La « reine des réformes », la révision constitutionnelle, devrait être mise en place par la prochaine Assemblée législative, normalement élue en mai 2012. Mais ces élections ne suscitent guère d’enthousiasme. Le taux de participation aux législatives, très faible, avait à peine atteint 35 % lors des dernières élections en 2007. Etant donné son pouvoir très limité et la corruption de ses membres, la population est sceptique quant aux capacités de cette Chambre et son réel impact politique. D’ailleurs, la démission du premier ministre est demandée actuellement pour assurer la transparence des prochaines élections. En effet, derrière des institutions politiques fantoches, le pouvoir est en réalité aux mains des militaires.
Pourtant ces élections pourraient cristalliser le mécontentement algérien et être l’occasion d’une dénonciation des mises en scènes politiques et électorales.
Le régime sur la corde raide
Le régime fait actuellement son possible pour jouer le jeu de la démocratie devant ses citoyens et la communauté internationale. Mais cette stratégie de maintien au pouvoir semble difficilement soutenable. En effet, le régime a jusqu’à présent acheté son pouvoir, en faisant profiter les plus riches des bénéfices de l’Etat et en subventionnant la consommation des plus pauvres. Mais la rente générée par l’export des matières premières ne suffit plus à masquer les déséquilibres économiques. Alors que le pays se désindustrialise, le chômage augmente et le prix des produits étrangers aussi.
Pour certains, ce n’est qu’une affaire de temps. Le sociologue algérien Lahouari Addi déclarait ainsi il y a un an à La Croix que « le régime est condamné ». Personne n’est dupe face aux manœuvres de façade des autorités algériennes. Pas même les Etats-Unis et l’Europe, qui saluent pourtant régulièrement les avancées du pays en terme de démocratie.
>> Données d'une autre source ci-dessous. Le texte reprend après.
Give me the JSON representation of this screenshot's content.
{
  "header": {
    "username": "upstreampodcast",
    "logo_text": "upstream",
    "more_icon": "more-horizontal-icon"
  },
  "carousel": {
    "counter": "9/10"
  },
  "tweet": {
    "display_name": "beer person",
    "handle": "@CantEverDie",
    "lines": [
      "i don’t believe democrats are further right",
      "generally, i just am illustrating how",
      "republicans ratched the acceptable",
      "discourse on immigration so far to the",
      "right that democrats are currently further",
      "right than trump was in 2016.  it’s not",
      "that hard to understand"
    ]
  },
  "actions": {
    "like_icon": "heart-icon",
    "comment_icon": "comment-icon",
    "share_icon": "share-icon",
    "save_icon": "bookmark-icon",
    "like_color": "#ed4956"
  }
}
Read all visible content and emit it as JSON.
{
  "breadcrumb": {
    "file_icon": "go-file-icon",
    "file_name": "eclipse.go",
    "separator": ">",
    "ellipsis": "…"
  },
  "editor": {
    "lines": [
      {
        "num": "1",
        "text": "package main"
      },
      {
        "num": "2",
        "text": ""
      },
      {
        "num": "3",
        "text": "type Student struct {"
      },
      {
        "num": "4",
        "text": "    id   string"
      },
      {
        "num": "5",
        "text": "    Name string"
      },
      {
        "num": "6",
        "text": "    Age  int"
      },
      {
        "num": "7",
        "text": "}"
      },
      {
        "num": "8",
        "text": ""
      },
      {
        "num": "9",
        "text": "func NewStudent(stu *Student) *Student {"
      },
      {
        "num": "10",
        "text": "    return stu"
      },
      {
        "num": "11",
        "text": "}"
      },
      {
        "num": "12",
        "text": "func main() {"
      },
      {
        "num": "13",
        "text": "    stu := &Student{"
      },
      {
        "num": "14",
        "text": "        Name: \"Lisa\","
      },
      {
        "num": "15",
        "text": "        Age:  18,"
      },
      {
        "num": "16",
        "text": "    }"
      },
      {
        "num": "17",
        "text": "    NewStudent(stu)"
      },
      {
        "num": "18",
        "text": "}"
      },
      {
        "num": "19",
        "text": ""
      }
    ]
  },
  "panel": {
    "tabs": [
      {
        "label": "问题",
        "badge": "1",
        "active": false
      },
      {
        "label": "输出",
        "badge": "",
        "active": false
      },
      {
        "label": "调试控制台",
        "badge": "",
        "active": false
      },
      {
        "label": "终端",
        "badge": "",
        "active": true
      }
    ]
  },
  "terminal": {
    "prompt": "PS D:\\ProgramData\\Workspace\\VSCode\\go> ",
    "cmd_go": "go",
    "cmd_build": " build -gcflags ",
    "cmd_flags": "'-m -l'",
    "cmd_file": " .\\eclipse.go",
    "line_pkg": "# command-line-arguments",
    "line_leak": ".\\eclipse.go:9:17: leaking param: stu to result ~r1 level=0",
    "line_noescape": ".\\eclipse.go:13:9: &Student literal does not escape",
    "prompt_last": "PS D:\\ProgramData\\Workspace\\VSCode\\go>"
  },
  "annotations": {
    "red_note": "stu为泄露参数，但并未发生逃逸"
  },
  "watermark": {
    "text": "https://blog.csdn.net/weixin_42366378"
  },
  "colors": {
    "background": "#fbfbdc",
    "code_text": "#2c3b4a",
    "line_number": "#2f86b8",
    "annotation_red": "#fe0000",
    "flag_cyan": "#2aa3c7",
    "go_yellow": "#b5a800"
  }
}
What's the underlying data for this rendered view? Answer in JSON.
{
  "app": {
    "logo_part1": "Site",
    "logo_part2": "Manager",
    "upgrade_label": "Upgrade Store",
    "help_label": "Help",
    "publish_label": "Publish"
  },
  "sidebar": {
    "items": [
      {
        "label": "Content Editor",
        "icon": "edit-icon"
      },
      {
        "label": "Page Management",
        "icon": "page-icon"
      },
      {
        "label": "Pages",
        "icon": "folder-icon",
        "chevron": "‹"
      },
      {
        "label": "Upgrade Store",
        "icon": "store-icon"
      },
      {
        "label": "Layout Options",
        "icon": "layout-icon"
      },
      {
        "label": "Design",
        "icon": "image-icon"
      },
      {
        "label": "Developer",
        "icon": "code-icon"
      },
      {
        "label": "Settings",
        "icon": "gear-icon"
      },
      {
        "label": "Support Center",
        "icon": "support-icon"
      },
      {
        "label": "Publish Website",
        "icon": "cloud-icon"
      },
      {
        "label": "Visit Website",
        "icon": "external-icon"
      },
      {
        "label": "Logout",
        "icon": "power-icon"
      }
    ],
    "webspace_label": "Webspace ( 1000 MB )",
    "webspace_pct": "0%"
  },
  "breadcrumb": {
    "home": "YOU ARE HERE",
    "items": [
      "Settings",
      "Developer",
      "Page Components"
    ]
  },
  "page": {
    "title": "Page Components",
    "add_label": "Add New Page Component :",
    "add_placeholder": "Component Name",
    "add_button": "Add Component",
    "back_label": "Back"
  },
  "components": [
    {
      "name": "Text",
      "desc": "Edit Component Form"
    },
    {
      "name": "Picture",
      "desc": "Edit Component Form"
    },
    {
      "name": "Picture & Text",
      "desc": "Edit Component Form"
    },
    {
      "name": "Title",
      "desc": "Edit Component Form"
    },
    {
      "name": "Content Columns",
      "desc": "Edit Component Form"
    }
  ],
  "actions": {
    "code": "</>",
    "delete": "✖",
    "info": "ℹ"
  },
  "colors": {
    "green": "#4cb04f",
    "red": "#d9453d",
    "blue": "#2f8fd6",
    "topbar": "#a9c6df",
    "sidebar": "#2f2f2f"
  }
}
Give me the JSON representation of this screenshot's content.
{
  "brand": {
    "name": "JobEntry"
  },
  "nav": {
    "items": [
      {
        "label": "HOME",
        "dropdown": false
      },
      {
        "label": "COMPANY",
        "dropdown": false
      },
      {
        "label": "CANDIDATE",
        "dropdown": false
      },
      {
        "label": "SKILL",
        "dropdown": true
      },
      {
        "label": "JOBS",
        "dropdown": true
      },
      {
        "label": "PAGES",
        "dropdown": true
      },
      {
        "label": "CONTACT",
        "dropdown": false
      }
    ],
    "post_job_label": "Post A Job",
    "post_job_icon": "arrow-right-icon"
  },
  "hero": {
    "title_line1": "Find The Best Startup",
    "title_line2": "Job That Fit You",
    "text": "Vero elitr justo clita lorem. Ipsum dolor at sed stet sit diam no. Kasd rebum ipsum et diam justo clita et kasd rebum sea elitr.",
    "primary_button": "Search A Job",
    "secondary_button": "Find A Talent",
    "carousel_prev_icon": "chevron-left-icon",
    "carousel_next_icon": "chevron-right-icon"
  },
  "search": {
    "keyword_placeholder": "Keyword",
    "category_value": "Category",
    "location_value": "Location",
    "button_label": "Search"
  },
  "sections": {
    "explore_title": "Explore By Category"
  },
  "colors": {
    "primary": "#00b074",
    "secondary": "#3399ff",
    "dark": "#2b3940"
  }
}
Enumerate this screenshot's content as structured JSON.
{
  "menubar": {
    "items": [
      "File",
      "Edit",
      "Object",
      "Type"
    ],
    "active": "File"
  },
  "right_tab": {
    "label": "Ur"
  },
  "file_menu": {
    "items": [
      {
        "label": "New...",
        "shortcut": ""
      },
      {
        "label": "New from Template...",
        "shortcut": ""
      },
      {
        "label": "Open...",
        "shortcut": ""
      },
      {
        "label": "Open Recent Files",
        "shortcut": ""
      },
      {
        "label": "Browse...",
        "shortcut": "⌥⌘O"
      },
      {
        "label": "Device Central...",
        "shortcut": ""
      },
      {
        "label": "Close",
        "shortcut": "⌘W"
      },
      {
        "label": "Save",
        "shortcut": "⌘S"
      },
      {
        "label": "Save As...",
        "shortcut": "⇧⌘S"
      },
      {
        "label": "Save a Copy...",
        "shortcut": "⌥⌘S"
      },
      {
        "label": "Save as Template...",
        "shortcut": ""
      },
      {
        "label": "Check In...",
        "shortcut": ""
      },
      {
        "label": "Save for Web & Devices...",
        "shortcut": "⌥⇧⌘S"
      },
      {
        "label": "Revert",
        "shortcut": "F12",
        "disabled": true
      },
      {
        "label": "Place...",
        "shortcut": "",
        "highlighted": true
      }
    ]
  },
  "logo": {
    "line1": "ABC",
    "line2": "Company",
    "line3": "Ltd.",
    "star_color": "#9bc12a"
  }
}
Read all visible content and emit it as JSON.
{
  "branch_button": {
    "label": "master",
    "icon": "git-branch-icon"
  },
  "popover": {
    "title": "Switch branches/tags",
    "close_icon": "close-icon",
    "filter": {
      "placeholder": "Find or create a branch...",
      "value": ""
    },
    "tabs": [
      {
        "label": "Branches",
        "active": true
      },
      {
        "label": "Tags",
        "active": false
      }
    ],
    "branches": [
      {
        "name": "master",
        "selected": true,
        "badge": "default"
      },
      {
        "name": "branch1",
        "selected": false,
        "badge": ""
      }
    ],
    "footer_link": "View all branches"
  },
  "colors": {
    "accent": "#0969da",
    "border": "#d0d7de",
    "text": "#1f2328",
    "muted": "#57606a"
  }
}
Mais c’est uniquement parce que l’Algérie est un allié stratégique dans le cadre de la lutte contre le terrorisme au Sahel et un porte-parole des intérêts occidentaux auprès des autres pays sahéliens.
Malgré l’appui de la rente pétrolière et les soutiens extérieurs, la stabilité en Algérie est loin d’être gagnée. En évitant de s’attaquer aux racines économiques et politiques des problèmes sociaux, le régime ne fait que renforcer les frustrations et retarder les réformes de fond.